Taking the limit of this multiple variable function

May 2010
23
1
Hey, hope this is in the right topic

\(\displaystyle f(x,y) = (sin(xy)-(xy))/sin(x^2+y^2)\)

Thats whats troubling me, I just really dont know where to start and I cant work it out from the solutions.


Thanks guys.(And gals)
 
Dec 2008
901
339
Scotland
Hey, hope this is in the right topic

\(\displaystyle f(x,y) = (sin(xy)-(xy))/sin(x^2+y^2)\)

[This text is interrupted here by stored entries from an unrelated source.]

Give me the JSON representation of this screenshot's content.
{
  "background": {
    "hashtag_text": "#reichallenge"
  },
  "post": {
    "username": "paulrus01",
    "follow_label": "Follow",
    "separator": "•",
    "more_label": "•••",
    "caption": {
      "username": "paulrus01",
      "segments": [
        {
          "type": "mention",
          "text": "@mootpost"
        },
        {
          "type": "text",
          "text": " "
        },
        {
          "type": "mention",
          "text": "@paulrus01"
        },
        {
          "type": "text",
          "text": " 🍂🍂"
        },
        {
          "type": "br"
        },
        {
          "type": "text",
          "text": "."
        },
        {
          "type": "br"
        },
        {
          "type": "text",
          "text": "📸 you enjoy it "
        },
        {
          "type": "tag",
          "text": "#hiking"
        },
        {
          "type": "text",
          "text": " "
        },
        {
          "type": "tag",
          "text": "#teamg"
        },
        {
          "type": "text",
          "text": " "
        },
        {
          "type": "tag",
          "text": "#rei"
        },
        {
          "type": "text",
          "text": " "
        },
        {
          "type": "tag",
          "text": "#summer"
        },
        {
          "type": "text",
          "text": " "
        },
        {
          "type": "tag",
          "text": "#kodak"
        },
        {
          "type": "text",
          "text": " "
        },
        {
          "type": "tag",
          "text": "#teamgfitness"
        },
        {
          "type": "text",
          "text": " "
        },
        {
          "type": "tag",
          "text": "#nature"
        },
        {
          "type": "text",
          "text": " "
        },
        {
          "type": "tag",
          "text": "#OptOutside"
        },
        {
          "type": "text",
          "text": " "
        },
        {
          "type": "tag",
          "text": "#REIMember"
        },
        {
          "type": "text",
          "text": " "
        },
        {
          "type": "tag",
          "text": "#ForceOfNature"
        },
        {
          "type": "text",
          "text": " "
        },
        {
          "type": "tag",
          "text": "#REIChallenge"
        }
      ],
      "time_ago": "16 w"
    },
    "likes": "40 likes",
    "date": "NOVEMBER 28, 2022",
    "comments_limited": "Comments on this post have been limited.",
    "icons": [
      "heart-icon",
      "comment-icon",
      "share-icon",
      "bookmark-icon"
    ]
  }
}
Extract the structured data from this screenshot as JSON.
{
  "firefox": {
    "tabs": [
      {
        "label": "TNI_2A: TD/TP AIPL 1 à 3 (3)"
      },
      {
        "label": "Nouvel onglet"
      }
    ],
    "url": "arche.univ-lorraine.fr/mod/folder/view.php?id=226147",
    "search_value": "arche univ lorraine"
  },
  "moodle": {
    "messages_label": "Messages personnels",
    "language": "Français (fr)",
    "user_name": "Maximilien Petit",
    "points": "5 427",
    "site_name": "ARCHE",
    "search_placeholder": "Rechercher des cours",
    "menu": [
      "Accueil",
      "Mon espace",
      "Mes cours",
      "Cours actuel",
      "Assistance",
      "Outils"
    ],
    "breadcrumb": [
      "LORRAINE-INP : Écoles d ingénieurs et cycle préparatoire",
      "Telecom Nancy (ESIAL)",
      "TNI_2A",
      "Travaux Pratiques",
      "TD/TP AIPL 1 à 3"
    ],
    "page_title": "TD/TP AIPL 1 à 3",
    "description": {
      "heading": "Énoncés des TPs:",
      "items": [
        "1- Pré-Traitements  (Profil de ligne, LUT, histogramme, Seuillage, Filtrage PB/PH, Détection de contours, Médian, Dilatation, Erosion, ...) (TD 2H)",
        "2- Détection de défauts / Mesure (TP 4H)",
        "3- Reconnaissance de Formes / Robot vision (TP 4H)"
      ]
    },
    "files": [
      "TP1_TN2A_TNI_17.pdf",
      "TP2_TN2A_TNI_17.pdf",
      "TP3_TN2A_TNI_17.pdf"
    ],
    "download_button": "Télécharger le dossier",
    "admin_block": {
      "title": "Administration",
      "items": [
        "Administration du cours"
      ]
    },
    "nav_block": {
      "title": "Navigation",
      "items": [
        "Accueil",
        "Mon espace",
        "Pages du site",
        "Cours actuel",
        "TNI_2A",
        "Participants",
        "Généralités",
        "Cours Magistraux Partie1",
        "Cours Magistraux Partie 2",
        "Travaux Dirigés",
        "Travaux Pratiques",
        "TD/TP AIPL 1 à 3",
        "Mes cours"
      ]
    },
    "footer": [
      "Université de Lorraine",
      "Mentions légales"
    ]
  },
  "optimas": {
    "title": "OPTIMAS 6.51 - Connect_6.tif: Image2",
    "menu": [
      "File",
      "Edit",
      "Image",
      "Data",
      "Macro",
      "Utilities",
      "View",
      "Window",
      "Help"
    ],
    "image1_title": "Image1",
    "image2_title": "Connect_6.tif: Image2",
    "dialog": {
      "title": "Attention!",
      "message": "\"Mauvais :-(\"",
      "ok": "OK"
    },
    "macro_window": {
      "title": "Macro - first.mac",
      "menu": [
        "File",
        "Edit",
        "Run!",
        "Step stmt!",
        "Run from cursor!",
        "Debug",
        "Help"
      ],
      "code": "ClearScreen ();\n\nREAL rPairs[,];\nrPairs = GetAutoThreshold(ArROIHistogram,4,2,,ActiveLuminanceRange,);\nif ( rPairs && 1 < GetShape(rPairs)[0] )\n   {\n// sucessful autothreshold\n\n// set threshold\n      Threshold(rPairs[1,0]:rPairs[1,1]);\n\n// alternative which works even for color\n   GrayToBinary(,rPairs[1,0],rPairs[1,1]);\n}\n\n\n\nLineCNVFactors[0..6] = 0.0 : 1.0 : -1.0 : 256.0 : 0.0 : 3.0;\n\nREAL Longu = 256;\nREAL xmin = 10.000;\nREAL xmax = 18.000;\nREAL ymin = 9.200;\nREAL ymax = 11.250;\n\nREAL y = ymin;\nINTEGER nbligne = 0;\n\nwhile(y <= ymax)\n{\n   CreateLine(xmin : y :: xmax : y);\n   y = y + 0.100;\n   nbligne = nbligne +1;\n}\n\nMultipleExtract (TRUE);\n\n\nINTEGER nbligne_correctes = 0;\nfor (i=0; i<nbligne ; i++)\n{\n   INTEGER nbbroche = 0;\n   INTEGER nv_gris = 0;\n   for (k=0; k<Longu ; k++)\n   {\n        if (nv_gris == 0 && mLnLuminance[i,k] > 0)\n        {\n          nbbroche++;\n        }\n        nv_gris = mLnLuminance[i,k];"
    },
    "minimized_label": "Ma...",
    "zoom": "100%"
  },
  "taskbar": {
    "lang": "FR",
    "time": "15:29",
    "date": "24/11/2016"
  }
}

Thats whats troubling me, I just really dont know where to start and I cant work it out from the solutions.


Thanks guys.(And gals)
Which limit are you trying to take? The limit as what tends to what?
 

pickslides

MHF Helper
Sep 2008
5,237
1,625
Melbourne
Hey, hope this is in the right topic

\(\displaystyle f(x,y) = (sin(xy)-(xy))/sin(x^2+y^2)\)

Thats whats troubling me, I just really dont know where to start and I cant work it out from the solutions.


Thanks guys.(And gals)
\(\displaystyle
x \to ? ,y \to ?
\)
 
May 2010
23
1
I am very sorry, it's at the origin (0,0)
 

Laurent

MHF Hall of Honor
Aug 2008
1,174
769
Paris, France
Hey, hope this is in the right topic

\(\displaystyle f(x,y) = (sin(xy)-(xy))/sin(x^2+y^2)\)

Thats whats troubling me, I just really dont know where to start and I cant work it out from the solutions.


Thanks guys.(And gals)
Let's prove the limit is 0. We know that \(\displaystyle \sin(u)-u\sim-\frac{u^3}{6}\) when \(\displaystyle u\to0\). Since \(\displaystyle xy\to 0\) when \(\displaystyle (x,y)\to(0,0)\), we have \(\displaystyle \sin(xy)-xy\sim-\frac{(xy)^3}{6}\) when \(\displaystyle (x,y)\to(0,0)\). Similarly, \(\displaystyle \sin(x^2+y^2)\sim x^2+y^2\), so that \(\displaystyle f(x,y)\sim-\frac{(xy)^3}{6(x^2+y^2)}\) when \(\displaystyle (x,y)\to(0,0)\).

Now we can say for instance \(\displaystyle \frac{|xy|^3}{x^2+y^2}\leq |xy^3|\frac{x^2}{x^2+y^2}\leq |xy^3|\) (since the ratio is less than 1) hence \(\displaystyle \frac{(xy)^3}{6(x^2+y^2)}\to0\)when \(\displaystyle (x,y)\to(0,0)\). This concludes.
 
May 2010
23
1
Thank you very much, that's really helpful :) I never thought of substituting u in then using the taylor polynomial for that.